I am usually asked this question when consulting with a new client regarding estate planning. In true, classic attorney fashion, the answer is, “it depends.” It depends on an individual’s specific situation, family makeup, assets, and goals. However, a Trust’s purposes, and its advantages and disadvantages play into the determination as well.

What is a Trust?

Usually with an estate planning client, when we talk about a Trust, we are talking about a Revocable Trust. “Revocable” means that the Trust may be changed or revoked during the lifetime of the person that creates the Trust, known as the “grantor” or “settlor”. A Revocable Trust allows for management of assets owned by the Trust during the grantor’s lifetime and provides for the distribution of those assets after the grantor’s death.

What are the advantages of a Trust?

One of the most common goals in estate planning is to avoid probate court proceedings. If a Trust is funded with all the grantor’s assets during their life, or upon death, then no probate court proceedings will be necessary upon the grantor’s death. Avoiding probate saves the time and expense of probate court administration, and, most often, administration of a Trust is completed privately, with no public record.

Another advantage of a Trust is that it allows for the grantor to delay distributions to beneficiaries of the Trust until they reach a certain age, while still allowing for the successor trustee to provide for the needs of the beneficiaries, within the successor trustee’s discretion.

What are the disadvantages of a Trust?

Implementing a Trust and having it work, as intended, to avoid probate court administration, requires some extra work on the part of the grantor. The grantor needs to ensure that all assets are owned by the Trust. This requires such steps as updating beneficiary designations on life insurance policies, retitling or adding pay on death designations to bank accounts, and retitling real estate with new deeds in the name of the Trust.

Obviously, there is also the additional cost of having the estate planning attorney prepare the trust document. However, this additional cost, up front, usually pays off in avoiding the time and expense of probate court administration after the grantor’s death.

Is a Will still necessary?

Even if someone has a Revocable Trust, a Will is still necessary. A Will in an estate plan with a Trust is called a “pour over” Will. Such a Will provides that any assets that are part of the deceased’s Estate, and, therefore subject to probate administration, be transferred to the Trust and then distributed to the beneficiaries of the Trust. The pour over Will serves as a “safety net” in the event that the grantor neglects to retitle an asset into the Trust. It will still require probate administration, but it will ensure that the asset does not go to anyone besides the ultimate beneficiaries in the Trust and will not be distributed until such time as designated in the Trust.
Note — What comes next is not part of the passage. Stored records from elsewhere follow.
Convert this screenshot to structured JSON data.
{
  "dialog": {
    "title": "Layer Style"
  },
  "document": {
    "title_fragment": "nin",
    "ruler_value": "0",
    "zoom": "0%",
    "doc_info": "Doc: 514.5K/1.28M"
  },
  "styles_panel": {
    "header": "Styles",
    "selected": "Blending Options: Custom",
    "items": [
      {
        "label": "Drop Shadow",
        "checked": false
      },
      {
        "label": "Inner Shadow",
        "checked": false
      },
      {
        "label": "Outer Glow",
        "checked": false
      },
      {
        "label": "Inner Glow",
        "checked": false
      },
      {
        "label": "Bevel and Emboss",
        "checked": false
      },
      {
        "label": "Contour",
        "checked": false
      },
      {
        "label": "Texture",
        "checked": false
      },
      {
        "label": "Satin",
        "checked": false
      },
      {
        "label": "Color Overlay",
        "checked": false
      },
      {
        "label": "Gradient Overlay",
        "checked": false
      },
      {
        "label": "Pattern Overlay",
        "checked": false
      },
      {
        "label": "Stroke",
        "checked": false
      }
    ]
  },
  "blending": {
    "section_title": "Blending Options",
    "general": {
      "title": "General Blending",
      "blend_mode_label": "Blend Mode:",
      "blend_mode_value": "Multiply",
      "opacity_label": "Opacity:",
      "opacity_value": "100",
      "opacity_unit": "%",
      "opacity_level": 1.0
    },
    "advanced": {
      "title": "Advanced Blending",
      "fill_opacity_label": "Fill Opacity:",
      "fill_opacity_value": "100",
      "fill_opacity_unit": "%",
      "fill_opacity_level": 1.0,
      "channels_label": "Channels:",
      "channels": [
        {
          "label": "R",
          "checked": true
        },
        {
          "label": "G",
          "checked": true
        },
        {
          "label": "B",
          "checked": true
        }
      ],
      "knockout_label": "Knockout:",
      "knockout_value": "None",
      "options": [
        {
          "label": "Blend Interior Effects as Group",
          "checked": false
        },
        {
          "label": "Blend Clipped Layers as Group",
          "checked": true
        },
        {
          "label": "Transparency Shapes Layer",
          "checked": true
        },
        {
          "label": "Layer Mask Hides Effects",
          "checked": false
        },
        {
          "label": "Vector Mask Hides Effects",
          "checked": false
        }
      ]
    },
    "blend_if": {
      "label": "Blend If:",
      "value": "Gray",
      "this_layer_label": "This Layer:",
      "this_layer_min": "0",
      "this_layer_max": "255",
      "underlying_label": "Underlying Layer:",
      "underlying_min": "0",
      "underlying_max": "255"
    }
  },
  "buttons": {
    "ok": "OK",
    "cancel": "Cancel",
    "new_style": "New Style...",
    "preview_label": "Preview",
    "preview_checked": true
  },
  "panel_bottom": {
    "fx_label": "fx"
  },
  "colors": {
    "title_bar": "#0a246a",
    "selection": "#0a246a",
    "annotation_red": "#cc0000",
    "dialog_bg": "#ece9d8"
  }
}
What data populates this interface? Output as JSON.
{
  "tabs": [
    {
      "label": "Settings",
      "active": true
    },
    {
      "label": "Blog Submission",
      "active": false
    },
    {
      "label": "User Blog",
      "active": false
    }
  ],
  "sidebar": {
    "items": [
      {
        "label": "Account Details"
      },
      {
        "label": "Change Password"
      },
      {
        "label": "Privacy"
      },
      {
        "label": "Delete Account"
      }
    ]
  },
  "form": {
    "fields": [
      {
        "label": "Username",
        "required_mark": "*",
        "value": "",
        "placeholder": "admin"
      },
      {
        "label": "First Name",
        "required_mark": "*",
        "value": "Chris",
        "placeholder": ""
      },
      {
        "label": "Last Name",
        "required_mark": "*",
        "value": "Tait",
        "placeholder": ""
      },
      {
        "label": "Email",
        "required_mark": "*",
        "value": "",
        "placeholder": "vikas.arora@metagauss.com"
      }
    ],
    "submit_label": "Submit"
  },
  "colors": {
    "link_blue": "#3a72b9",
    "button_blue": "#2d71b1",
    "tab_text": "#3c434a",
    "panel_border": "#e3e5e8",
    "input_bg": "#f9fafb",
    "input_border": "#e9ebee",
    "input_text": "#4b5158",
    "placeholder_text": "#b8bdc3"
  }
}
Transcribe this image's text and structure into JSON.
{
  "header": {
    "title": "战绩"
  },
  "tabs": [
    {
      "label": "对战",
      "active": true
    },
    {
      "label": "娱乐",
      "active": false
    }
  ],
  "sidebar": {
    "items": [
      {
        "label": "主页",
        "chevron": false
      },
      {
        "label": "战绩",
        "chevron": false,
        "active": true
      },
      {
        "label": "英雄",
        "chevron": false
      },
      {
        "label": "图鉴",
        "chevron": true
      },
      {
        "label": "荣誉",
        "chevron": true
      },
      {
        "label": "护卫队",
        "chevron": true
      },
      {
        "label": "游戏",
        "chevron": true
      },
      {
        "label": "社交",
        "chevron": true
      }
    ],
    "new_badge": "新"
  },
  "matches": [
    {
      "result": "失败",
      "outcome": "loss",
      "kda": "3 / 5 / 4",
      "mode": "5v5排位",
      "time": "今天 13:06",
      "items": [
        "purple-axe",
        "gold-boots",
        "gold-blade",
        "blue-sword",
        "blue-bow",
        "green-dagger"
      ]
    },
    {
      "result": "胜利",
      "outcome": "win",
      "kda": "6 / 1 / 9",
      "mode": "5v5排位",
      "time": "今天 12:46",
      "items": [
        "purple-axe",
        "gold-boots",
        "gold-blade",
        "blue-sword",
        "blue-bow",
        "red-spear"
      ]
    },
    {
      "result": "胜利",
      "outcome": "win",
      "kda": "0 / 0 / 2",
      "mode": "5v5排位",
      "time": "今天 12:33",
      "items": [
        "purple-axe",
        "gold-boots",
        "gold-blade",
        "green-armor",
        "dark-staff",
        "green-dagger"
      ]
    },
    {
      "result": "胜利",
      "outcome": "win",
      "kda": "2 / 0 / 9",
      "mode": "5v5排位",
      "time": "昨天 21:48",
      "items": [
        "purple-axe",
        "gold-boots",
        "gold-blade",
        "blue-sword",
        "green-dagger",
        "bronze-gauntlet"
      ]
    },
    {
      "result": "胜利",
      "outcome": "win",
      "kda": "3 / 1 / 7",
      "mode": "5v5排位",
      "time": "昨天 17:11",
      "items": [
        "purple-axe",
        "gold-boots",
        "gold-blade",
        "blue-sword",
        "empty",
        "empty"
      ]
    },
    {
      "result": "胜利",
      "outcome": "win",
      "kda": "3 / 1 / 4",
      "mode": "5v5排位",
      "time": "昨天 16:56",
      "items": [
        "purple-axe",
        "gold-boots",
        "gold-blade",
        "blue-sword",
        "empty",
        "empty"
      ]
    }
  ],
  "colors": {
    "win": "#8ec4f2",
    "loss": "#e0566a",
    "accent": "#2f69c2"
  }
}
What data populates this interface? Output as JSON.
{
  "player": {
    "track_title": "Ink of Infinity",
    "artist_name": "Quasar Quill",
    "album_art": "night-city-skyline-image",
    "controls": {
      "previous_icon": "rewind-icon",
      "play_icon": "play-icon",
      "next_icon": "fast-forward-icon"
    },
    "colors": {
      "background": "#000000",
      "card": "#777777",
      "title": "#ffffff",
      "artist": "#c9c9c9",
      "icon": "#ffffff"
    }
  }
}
Additionally, for individuals with minor children, a Will is where the individual indicates who they would want to act as guardian and conservator for their minor children, if something should happen to them.

What types of assets, goals, or other factors contribute to a Trust being recommended?

The following factors are often relevant in determining whether or not an individual should have a Trust:

  • There is more than one parcel of real estate, or real estate is owned in more than one state.
  • Intentions to support and/or leave an inheritance to minor children or grandchildren.
  • The individual is in a second marriage and wishes for certain assets to pass to his or her children from the first marriage.
  • The individual wishes to avoid probate administration with his or her estate.